41 Written submissions on appeals
  • (1) Each party to an appeal must file in the Registry 4 copies of the party’s written submissions, which must be contained in a document of not more than 30 pages, using 1.5 line spacing, that sets out—

    • (a) at the beginning of the document, a summary of the argument; and

    • (b) a narrative of facts relevant to the issues on appeal; and

    • (c) the party’s submissions, including submissions as to costs; and

    • (d) at the end of the document, a list of authorities to be cited by the party.

    (2) The appellant’s written submissions must, whenever appropriate, be accompanied by a chronology; but if counsel are unable to agree on the chronology, the respondent must include, with the respondent’s written submissions, a memorandum detailing areas of disagreement.

    (3) The appellant’s written submissions must be filed and served on the other party not later than 20 working days before the date allocated for the hearing of the appeal.

    (4) The respondent’s written submissions must be filed and served on the other party not later than 10 working days before the date allocated for the hearing of the appeal.

    (5) In any case where a respondent has brought a cross-appeal—

    • (a) the respondent is to be treated as the appellant for the purposes of subclause (3); and

    • (b) the appellant is to be treated as the respondent for the purposes of subclause (4).

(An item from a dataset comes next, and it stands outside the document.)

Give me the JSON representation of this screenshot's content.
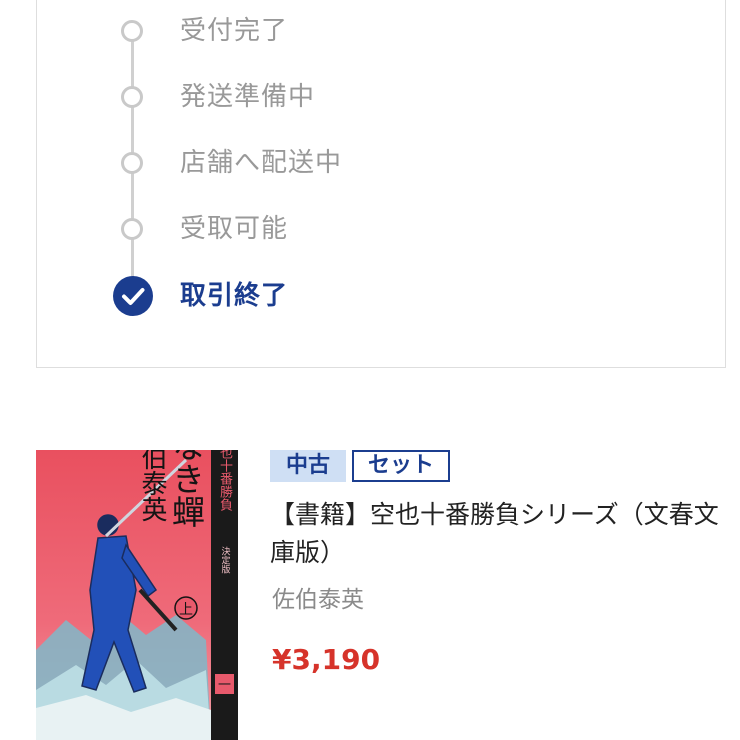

    (6) This rule is subject to any contrary direction given by the Court in a particular case.

    Compare: SR 2004/199 r 36

    Rule 41(1): amended, on 1 April 2008, by rule 8(1) of the Court of Appeal (Civil) Amendment Rules 2008 (SR 2008/17).

    Rule 41(1)(c): substituted, on 1 April 2008, by rule 8(2) of the Court of Appeal (Civil) Amendment Rules 2008 (SR 2008/17).

42 Bundle of authorities
  • (1) The appellant must, at the time of filing the appellant’s written submissions under rule 41(1),—

    • (a) file in the Registry 4 copies of a bundle of authorities that consists only of the authorities that the appellant considers essential to the appellant’s case; and

    • (b) serve a copy of the bundle on the other party.

    (2) If any authorities that the respondent considers essential to the respondent’s case are not included in the bundle filed under subclause (1), the respondent must, at the time of filing the respondent’s written submissions under rule 41(4),—

    • (a) file in the Registry 4 copies of a bundle of those authorities; and

    • (b) serve a copy of the bundle on the other party.

    (3) If an official report (for example, NZLR, CLR, AC, SCR) of a case is available, that report is to be used for the bundle of authorities.

    (4) A bundle of authorities under subclause (1) or subclause (2) must be filed in the Registry—

    • (a) by delivering it to the Registry by hand; or

    • (b) by sending it to the Registry by mail to a postal address published by the Registrar.

    (5) A bundle of authorities under subclause (1) or subclause (2) must be served—

    • (a) by delivering it by hand to the other party’s address for service; or

    • (b) by sending it by mail to the postal address supplied by the other party for the purposes of the appeal.

    Compare: SR 2004/199 r 37

42A Issues
  • (1) The parties to an appeal must attempt to agree on a list of issues to be determined on the appeal.

    (2) If the parties reach agreement, the appellant must, not later than 5 working days before the date allocated for the hearing of the appeal, file and serve on the other party the agreed list of the issues.

    (3) If the parties cannot reach agreement, each party must, not later than 5 working days before the date allocated for the hearing of the appeal, file and serve on the other party a list of the issues as the filing party perceives them to be.

    (4) This rule is subject to any contrary direction given by the Court in a particular case.

    Rule 42A: inserted, on 1 April 2008, by rule 9 of the Court of Appeal (Civil) Amendment Rules 2008 (SR 2008/17).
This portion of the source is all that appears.